Our current health system isn’t evidence based – for women. Menstruation cycles have kept women out of medicine for decades. Bronwyn Graham unpacks how and why sex hormones need to play a more central role in both our everyday lives and our medical system.
Michael Richardson examines how technology, culture, and power shape knowledge in war, security and surveillance.
Carbon markets hailed as key pillars of our climate response have turned out to be largely greenwash. Megan Evans explores how our hyper fixation on environmental markets could do more harm than good, and what alternatives are possible.
What can we expect from a world of deepfakes where anything you see or hear might be synthetic and the output of AI? Toby Walsh unpacks untruths and the ministry of AI.
Megan Evans is a Senior Lecturer in Public Sector Management within the School of Business at UNSW Canberra. She is an interdisciplinary social scientist whose work aims to inform the design, implementation and evaluation of environmental laws, policies and tools. Her research has contributed significantly to environmental policy in Australia and internationally, including work on forest regeneration carbon offset integrity that triggered the Independent Review of Australian Carbon Credit Units, the development of the Australian government’s biodiversity offset policy under federal environmental laws, and work on the economics of land-based carbon offsets that informed the establishment of the $500 million Land Restoration Fund in Queensland. Megan has engaged extensively with the federal government’s Nature Positive law reform process, and recently completed ARC Fellowship which examined the growth of private sector investment in biodiversity and natural capital. Megan holds undergraduate degrees in mathematics and ecology (UQ), a PhD in environmental policy (ANU), and is a member of the editorial board of the journal Conservation Letters.
Bronwyn Graham is a professor, clinical psychologist and behavioural neuroscientist at UNSW Sydney. Her research examines how female-unique factors, like fluctuating sex hormones and pregnancy, impact women’s mental health. Bronwyn has held numerous fellowships, including an ARC DECRA, a UK-based MQ Fellowship, an American Australian Association Neurological Fellowship, and she has received continuous funding from the ARC since 2014. Bronwyn’s awards include a Psychological Science ‘rising star’, a NSW Young Tall Poppy, and the Biological Psychiatry Aubrey Lewis Award. Bronwyn regularly appears in the media and she disseminates her findings to health professionals through collaborations with organisations including AnxietyUK and Black Dog Institute.
Michael Richardson is a writer, researcher, and teacher living and working on Gadigal and Bidjigal country.
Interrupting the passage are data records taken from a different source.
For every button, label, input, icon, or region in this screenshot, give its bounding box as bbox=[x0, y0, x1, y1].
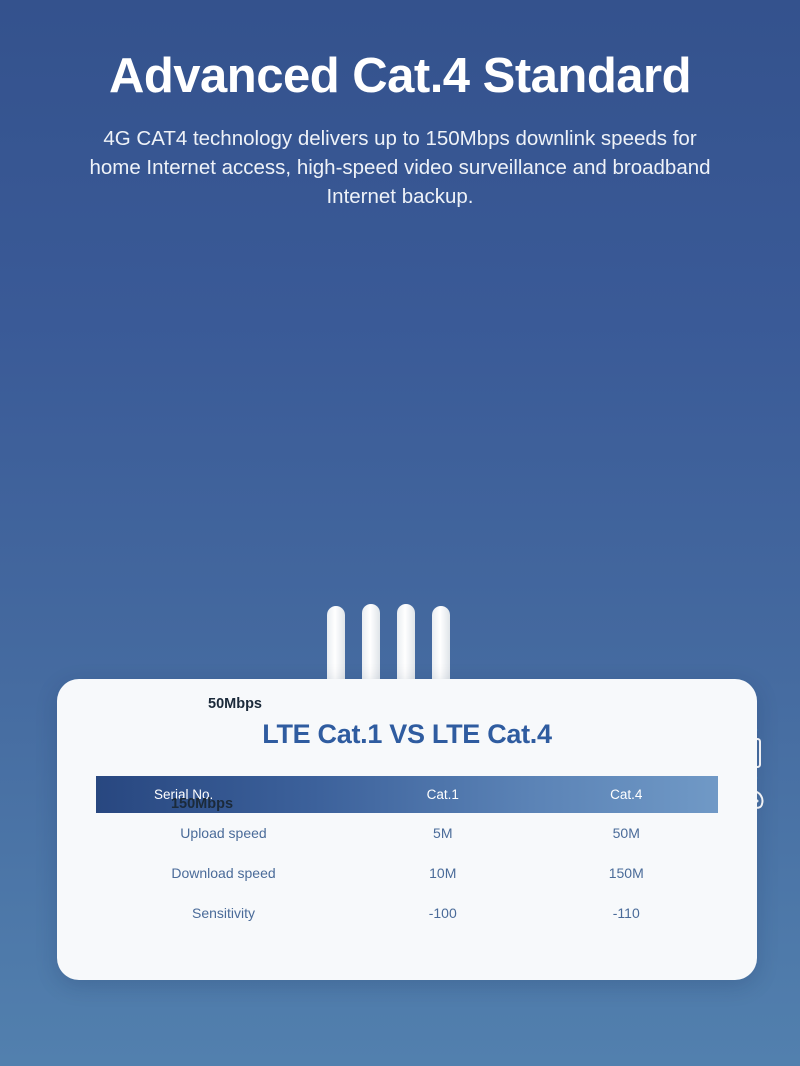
table-row: Download speed 10M 150M bbox=[96, 853, 718, 893]
column-header-cat1: Cat.1 bbox=[351, 787, 534, 802]
page-subtitle: 4G CAT4 technology delivers up to 150Mbp… bbox=[75, 124, 725, 211]
table-row: Sensitivity -100 -110 bbox=[96, 893, 718, 933]
row-cat4-value: -110 bbox=[535, 905, 718, 921]
row-cat1-value: 5M bbox=[351, 825, 534, 841]
row-cat4-value: 150M bbox=[535, 865, 718, 881]
downlink-arrow: 150Mbps bbox=[161, 786, 279, 822]
uplink-arrow: 50Mbps bbox=[158, 686, 276, 722]
comparison-card: LTE Cat.1 VS LTE Cat.4 Serial No. Cat.1 … bbox=[57, 679, 757, 980]
row-label: Upload speed bbox=[96, 825, 351, 841]
row-cat1-value: 10M bbox=[351, 865, 534, 881]
promo-page: Advanced Cat.4 Standard 4G CAT4 technolo… bbox=[0, 0, 800, 1066]
uplink-speed-label: 50Mbps bbox=[158, 686, 276, 722]
row-label: Download speed bbox=[96, 865, 351, 881]
header-section: Advanced Cat.4 Standard 4G CAT4 technolo… bbox=[0, 0, 800, 211]
row-cat4-value: 50M bbox=[535, 825, 718, 841]
downlink-speed-label: 150Mbps bbox=[161, 786, 279, 822]
network-diagram: 50Mbps 4G LTE 150Mbps bbox=[0, 253, 800, 583]
page-title: Advanced Cat.4 Standard bbox=[0, 50, 800, 104]
row-cat1-value: -100 bbox=[351, 905, 534, 921]
column-header-cat4: Cat.4 bbox=[535, 787, 718, 802]
row-label: Sensitivity bbox=[96, 905, 351, 921]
He is an Associate Professor in Media and Culture at UNSW Sydney, where he co-directs the Media Futures Hub and the Autonomous Media Lab, and an Associate Investigator with the ARC Centre of Excellence on Automated Decision-Making + Society. His research examines technology, power, witnessing, trauma, and affect in contexts of war, security, and surveillance. His latest book is Nonhuman Witnessing: War, Climate, and Data After the End of the World (2024).
Toby Walsh is Chief Scientist of UNSW.AI, UNSW Sydney’s AI Institute. He is a strong advocate for limits to ensure AI is used to improve our lives, having spoken at the UN and to heads of state, parliamentary bodies, company boards and many others on this topic. This advocacy has led to him being “banned indefinitely” from Russia. He is a Fellow of the Australia Academy of Science and was named on the international Who’s Who in AI list of influencers. He has written four books on AI for a general audience, the most recent is Faking It! Artificial Intelligence in a Human World.